COMMUNAUTÉS EUROPÉENNES ET UNION EUROPÉENNE - PORTÉE DES RÈGLES DU DROIT DE L'UNION EUROPÉENNE - DIRECTIVES - DIRECTIVE RETOUR - PORTÉE DU 1 DE SON ARTICLE 6 - INCIDENCE SUR L'OBLIGATION D'EXAMEN DE LA SITUATION PERSONNELLE ET FAMILIALE DE L'ÉTRANGER SOUS LE CONTRÔLE RESTREINT DU JUGE DE L'EXCÈS DE POUVOIR [RJ1] - ABSENCE.

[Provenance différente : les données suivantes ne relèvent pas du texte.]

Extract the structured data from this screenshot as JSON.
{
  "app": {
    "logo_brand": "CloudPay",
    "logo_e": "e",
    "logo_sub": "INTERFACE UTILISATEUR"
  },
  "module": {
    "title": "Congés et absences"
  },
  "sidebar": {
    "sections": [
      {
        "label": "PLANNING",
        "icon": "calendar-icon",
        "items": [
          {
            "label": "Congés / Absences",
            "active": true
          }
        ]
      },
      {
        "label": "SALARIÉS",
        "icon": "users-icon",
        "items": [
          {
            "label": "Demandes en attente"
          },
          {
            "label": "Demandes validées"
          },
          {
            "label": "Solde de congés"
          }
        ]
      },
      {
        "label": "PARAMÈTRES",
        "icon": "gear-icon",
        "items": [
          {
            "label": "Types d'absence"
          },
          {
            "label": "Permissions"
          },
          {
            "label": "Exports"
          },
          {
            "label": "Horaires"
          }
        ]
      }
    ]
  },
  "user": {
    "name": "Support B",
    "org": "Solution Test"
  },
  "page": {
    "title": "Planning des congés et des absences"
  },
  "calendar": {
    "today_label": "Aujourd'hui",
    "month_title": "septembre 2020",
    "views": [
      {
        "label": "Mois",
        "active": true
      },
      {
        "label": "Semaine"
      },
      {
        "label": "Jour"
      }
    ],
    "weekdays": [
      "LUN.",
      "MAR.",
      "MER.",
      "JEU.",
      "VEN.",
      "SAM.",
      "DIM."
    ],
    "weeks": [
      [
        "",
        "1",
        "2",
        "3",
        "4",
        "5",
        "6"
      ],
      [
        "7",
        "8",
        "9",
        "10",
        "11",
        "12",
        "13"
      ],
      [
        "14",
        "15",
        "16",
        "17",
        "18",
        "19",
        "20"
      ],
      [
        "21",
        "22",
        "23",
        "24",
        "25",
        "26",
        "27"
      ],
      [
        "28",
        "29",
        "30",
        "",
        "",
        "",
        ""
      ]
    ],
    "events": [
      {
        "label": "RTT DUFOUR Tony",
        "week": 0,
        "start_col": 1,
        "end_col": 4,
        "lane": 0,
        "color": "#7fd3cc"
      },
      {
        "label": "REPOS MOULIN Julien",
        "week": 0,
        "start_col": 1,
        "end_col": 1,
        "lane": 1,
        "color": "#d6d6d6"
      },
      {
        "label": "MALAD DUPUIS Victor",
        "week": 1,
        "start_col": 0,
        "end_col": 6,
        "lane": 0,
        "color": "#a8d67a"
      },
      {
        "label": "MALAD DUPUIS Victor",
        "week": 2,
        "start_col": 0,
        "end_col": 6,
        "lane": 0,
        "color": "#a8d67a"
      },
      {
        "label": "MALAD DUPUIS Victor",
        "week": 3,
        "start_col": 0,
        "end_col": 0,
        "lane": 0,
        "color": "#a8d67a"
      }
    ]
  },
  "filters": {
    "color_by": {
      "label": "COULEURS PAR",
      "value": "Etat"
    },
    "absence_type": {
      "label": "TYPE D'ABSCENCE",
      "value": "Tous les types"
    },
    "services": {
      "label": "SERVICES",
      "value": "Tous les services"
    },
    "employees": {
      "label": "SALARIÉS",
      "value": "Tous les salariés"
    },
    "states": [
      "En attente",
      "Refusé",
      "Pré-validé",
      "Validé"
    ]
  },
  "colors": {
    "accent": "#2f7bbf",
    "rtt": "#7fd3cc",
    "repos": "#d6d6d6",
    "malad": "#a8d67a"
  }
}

15-02-04 L'article 6 de la directive 2008/115/CE du Parlement européen et du Conseil du 16 décembre 2008 dite directive retour est sans incidence sur l'obligation pour l'administration de se livrer à un examen de la situation personnelle et familiale de l'étranger avant de prononcer une obligation de quitter le territoire français à son encontre et ne fait nullement obstacle à ce que le juge administratif, saisi d'un moyen en ce sens, examine si la décision prise est entachée sur ce point d'une erreur manifeste d'appréciation.

COMMUNAUTÉS EUROPÉENNES ET UNION EUROPÉENNE - RÈGLES APPLICABLES - DIRECTIVE RETOUR - PORTÉE DU 1 DE SON ARTICLE 6 - INCIDENCE SUR L'OBLIGATION D'EXAMEN DE LA SITUATION PERSONNELLE ET FAMILIALE DE L'ÉTRANGER SOUS LE CONTRÔLE RESTREINT DU JUGE DE L'EXCÈS DE POUVOIR [RJ1] - ABSENCE.

15-05-045-07 L'article 6 de la directive 2008/115/CE du Parlement européen et du Conseil du 16 décembre 2008 dite directive retour est sans incidence sur l'obligation pour l'administration de se livrer à un examen de la situation personnelle et familiale de l'étranger avant de prononcer une obligation de quitter le territoire français à son encontre et ne fait nullement obstacle à ce que le juge administratif, saisi d'un moyen en ce sens, examine si la décision prise est entachée sur ce point d'une erreur manifeste d'appréciation.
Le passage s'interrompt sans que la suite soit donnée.